I'd be thinking something more like Venus. That planet is known as Earth's sister or twin. Of course we know it as pretty uninhabitable due to raining acid, thick atmosphere, and very hot surface temperatures. But it has an atmosphere, it has rocky landmasses, it had "water", etc. So in many respects it is very similar to Earth. Venus doesn't have any moons, but other planets out there could have close moons which could make them "tidally locked." Mercury is gravitationally locked with the sun in a unique way; "It rotates on its axis exactly three times for every two revolutions it makes around the Sun." Furthermore, "An observer on Mercury would therefore see only one day every two years."
If Venus had much less greenhouse gasses however, the temperature would drop, and the poles would eventually cool to a more reasonable level. So if there were a planet like Venus (but "tamer"), not exactly habitable by the society's consensus (and perhaps their particular physiology), but totally habitable by the aliens... then they could use that. Perhaps even work to terraform it by scrubbing out some of the greenhouse gasses to make it a little cooler. (Interesting result if society notices this, and starts looking at it more closely...)

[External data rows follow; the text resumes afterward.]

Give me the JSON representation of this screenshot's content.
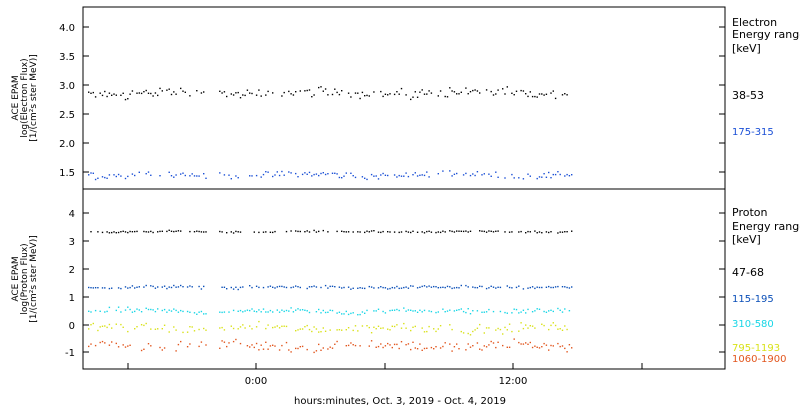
{
  "chart_data": [
    {
      "type": "scatter",
      "panel": "electron",
      "ylabel_lines": [
        "ACE EPAM",
        "log(Electron Flux)",
        "[1/(cm²s ster MeV)]"
      ],
      "yticks": [
        "1.5",
        "2.0",
        "2.5",
        "3.0",
        "3.5",
        "4.0"
      ],
      "ylim": [
        1.2,
        4.3
      ],
      "legend_title_lines": [
        "Electron",
        "Energy ranges",
        "[keV]"
      ],
      "series": [
        {
          "name": "38-53",
          "color": "#000000",
          "base": 2.87,
          "noise": 0.07
        },
        {
          "name": "175-315",
          "color": "#1a4fd6",
          "base": 1.46,
          "noise": 0.05
        }
      ]
    },
    {
      "type": "scatter",
      "panel": "proton",
      "ylabel_lines": [
        "ACE EPAM",
        "log(Proton Flux)",
        "[1/(cm²s ster MeV)]"
      ],
      "yticks": [
        "-1",
        "0",
        "1",
        "2",
        "3",
        "4"
      ],
      "ylim": [
        -1.6,
        4.8
      ],
      "legend_title_lines": [
        "Proton",
        "Energy ranges",
        "[keV]"
      ],
      "series": [
        {
          "name": "47-68",
          "color": "#000000",
          "base": 3.35,
          "noise": 0.03
        },
        {
          "name": "115-195",
          "color": "#0b4fb8",
          "base": 1.35,
          "noise": 0.05
        },
        {
          "name": "310-580",
          "color": "#18d6e6",
          "base": 0.5,
          "noise": 0.08
        },
        {
          "name": "795-1193",
          "color": "#d9e21a",
          "base": -0.12,
          "noise": 0.13
        },
        {
          "name": "1060-1900",
          "color": "#e2561e",
          "base": -0.75,
          "noise": 0.16
        }
      ]
    }
  ],
  "xaxis": {
    "tick_labels": [
      "0:00",
      "12:00"
    ],
    "xlabel": "hours:minutes, Oct.  3, 2019 - Oct.  4, 2019"
  }
}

Incidentally, the reason Humans likely haven't considered robotic terraforming of Venus is that it doesn't have a magnetosphere. Without that, solar radiation will reach the surface and strip off any water present (as well as slowly kill living things (as we know it) via radiation poisoning.

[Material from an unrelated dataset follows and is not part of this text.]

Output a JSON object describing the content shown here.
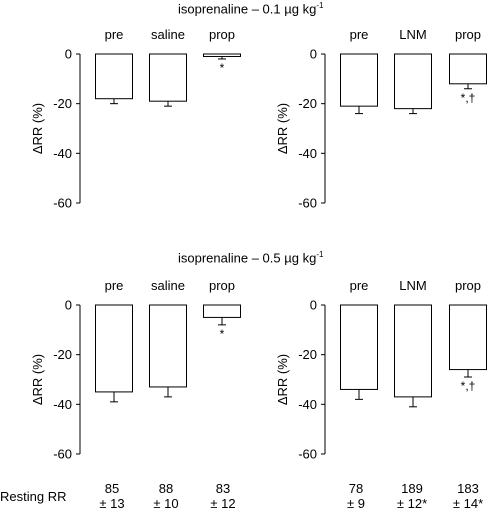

Keep in mind that days are determined by the planet's axial rotational velocity, and may vary greatly, as we've seen with Mercury. Years are it's orbital velocity around the star, and as @DJMethaneMan illustrated, do not have to follow the 365/1 Earth ratio at all. (But of course, planets with bigger orbits will generally have longer years, simply because the distance is further -- and likewise, smaller orbits = shorter years.) Here is an interesting comparison of the lengths of a "day" on our various planets.
Would this world be detectable from Earth prior to the invention of the telescope?
World, yes. Colony, not a chance.
Would it be particularly difficult to study and image the surface using today's technology?
Not really. We've already sent probes to peer at all of our planets. we have some great scans and photos. But they are orbital photos; without very high resolution, there is little hope of "spotting" a small settlement. "Spy satellites" are generally in a very low orbit, and use extremely high resolution.
Can I assume that a lander and orbiter would be totally out of the question for many decades too?
I can't answer this. If humans detected something on Mars 25 years ago, it would already have been investigated many times, likely with astronauts on their way there now for a little "meet and greet."
Would the sun's influence somehow interfere with communication?
Very likely. Solar radiation "flares", even protected by the Earth's magnetosphere, still manage to get through some and wreak havoc with many electronic devices occasionally. On a planet with no magnetosphere and closer to the sun, it might very well destroy electrical things outright, or "burn" skin, like a chemical or heat burn (which won't heal.)